Posted by: namineko | 2008.05.07 01:33
naminekoさん、コメントありがとうございます。
品質管理はばらつきを減らす話ですよね。。。
そのためには手順を定めて標準化をしていくことが重要となりますよね。。。
Posted by: 丸山満彦 | 2008.05.07 07:47
そうですね。標準化、というのは一つの手法と考えます。標準化が弊害を生む場合もあります。
教科書に書いてある通り、監査は一方的なものではなく、被監査企業と協力し合ってするものでし、監査の品質を一定レベル以上にすることは、監査人側の努力だけでは何ともならないのではないと思います。そこが監査の品質管理という命題の核心であり、困難さを生み出す部分なのでしょうね…。
Posted by: namineko | 2008.05.07 21:34
「品質を維持するためには一定の監査時間が必要である」というのは、ある事象に対する手続や判断にばらつきがないようにするという意味での理解は、監査サービスの提供者の論理として非常に分かりやすいのですが、どうも受ける側はそのように受け止めていないような感じです。
無料配布物の内容とか、往査者がいろいろなことを知っていて何でもよく聞けるとか、そういう受け止め方をしている向きがいらっしゃいませんか。
Posted by: 閑人 | 2008.05.07 21:39
naminekoさん、閑人さん、コメントありがとうございます。
標準化という場合には、何をどこまで標準化するかということを意識する必要があるかもしれませんね。
方針レベル、目標レベル、プロセスレベル、もっと具体的な手順レベル。。。いろいろとあるのでしょうね。。。
クライアントの期待と監査報告書利用者の期待というのが必ずしも一緒ではないと思うので、監査の品質って難しいのかもしれませんね。

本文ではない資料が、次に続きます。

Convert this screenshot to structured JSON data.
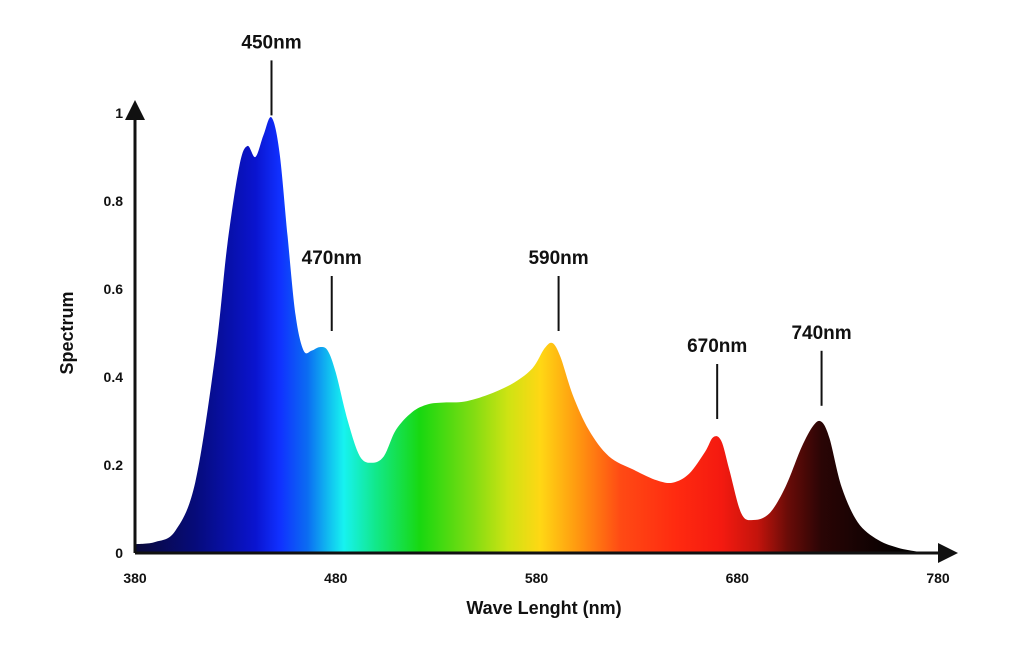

社会的に監査の品質レベルって合意されているのでしょうけど。。。
Posted by: 丸山満彦 | 2008.05.12 11:20
>社会的に監査の品質レベルって合意されているのでしょうけど。。。
そういう「前提」で社会は動いていますね。
本来は、開示情報の「品質」が先に議論されるべきですが、「適正」「不適正」だけでばっさり割り切る割にはその境目がハッキリしていないところに問題ないのでしょうか。
Posted by: 閑人 | 2008.05.14 05:43
閑人さん、コメントありがとうございます。
> 開示情報の「品質」が先に議論されるべきですが、「適正」「不適正」だけでばっさり割り切る割にはその境目がハッキリしていないところに問題ないのでしょうか。
いわれてみればそのとおりですね。。。